In this work, we conducted an in-depth survey of the existing literature -- we categorized them based on publication years, venues, core ranking, and authors’ affiliations, data usage and graphs construction, graph mining and machine learning techniques employed, and the new insights derived by them.

A. Publication Venues and Affiliations: Figure 2 presents distributions of papers and co-authors based on publication venues, years, categories, publishers, and authors’ affiliations. Among 25 papers surveyed, 11 were published in 2020, which is currently the maximum in a year (Figure 2(a)). More papers were published at conferences and workshops, than in journals. Eight papers were published at core A and A venues (Figure 2(b)). IEEE, ACM, and Springer published majority of these papers (Figure 2(c)).

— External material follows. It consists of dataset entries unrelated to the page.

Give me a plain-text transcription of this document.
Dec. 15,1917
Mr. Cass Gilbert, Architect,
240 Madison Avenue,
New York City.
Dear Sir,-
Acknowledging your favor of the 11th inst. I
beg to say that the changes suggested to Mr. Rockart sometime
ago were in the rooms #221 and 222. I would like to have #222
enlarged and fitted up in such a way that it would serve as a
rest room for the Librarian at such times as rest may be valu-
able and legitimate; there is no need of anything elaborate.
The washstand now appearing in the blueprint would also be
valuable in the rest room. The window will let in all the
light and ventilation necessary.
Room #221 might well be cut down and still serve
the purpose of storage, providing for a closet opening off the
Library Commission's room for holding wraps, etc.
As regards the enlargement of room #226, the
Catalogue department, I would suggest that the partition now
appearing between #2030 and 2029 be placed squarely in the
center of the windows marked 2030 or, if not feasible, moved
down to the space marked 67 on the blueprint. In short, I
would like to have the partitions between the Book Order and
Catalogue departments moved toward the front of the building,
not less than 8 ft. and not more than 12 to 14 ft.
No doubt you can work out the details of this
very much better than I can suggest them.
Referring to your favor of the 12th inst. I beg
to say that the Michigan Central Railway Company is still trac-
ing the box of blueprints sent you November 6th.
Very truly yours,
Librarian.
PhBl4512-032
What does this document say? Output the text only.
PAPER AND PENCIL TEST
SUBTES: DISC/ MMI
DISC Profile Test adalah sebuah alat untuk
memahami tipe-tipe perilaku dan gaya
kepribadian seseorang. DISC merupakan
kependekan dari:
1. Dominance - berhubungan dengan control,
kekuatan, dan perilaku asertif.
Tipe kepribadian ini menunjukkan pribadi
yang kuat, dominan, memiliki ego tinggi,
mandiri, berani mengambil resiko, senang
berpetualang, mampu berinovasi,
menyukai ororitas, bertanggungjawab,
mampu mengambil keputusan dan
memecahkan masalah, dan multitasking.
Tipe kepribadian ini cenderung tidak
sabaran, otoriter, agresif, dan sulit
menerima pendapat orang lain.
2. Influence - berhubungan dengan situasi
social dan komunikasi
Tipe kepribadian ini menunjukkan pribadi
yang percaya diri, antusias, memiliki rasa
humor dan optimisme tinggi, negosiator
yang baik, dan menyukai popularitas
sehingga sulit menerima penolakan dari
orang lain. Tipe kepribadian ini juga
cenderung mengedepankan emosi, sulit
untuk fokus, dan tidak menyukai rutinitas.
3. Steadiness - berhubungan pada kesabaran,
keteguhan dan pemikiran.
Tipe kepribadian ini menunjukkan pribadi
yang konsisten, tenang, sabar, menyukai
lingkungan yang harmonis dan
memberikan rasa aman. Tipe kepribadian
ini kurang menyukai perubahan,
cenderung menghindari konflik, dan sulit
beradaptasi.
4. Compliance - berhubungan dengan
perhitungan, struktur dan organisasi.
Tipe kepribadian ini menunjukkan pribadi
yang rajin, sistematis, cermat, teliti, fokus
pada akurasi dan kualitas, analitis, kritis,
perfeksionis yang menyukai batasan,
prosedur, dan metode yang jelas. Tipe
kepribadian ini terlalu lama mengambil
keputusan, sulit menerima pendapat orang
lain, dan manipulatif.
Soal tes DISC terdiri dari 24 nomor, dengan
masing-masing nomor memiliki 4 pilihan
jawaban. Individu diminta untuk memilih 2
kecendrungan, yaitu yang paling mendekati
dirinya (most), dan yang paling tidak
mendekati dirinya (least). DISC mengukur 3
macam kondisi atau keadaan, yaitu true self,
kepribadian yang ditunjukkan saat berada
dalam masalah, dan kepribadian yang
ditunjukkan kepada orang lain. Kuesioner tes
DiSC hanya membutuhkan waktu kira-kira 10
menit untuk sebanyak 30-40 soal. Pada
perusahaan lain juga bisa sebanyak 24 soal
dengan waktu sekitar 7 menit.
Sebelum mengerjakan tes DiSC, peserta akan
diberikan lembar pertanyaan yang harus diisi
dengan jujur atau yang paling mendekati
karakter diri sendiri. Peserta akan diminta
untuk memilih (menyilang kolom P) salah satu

Based on authors’ affiliations, more papers and co-authors are from China and USA (Figure 2(d)). Prominent research groups working in this domain are from Sun Yat-sen University or SYSU (China), MIT Media Lab (USA), Tel Aviv University (Israel), Endor Ltd. (Israel), Nanyang Technological University or NTU (Singapore), the Hong Kong Polytechnic University (China), and the University of Manitoba (Canada). The SYSU group also open-sourced several well-curated Ethereum blockchain datasets [8].


Figure 2: Publication venues, years, categories, and affiliations of our surveyed 25 papers. (a) Number of papers vs. publication years. (b) Number of papers in conference/workshop and journal categories, as well as at core ranking A∗ and A venues. (c) Number of papers based on prominent publishers. (d) Number of papers based on authors’ institute affiliations; if a paper has co-authors with different institute affiliations, the paper is counted under each such institution.

B. Datasets and Graphs: Our surveyed papers vary based on data extraction methods, dataset durations, and the graphs constructed (Table I). The wide spectrum of graphs constructed by our 25 surveyed papers is a testimony to the rich and diverse ecosystem of Ethereum blockchain. For instance, external transactions and token-based graphs can be further classified into multiple sub-categories, e.g., user-to-user, contract-to-contract, contract creation and invocation graphs, full token network, individual token networks, ERC20 token graphs, ERC721 token graphs, etc. (Figure 1). Moreover, one can obtain datasets for different kinds of graphs related research, including static graphs, dynamic graphs, temporal snapshot graphs, directed graphs, weighted graphs, simple and multi-graphs, attributed graphs, multi-layer networks, and even datasets for machine learning and topological data analysis. This demonstrates the research value of the data stored on Ethereum blockchain.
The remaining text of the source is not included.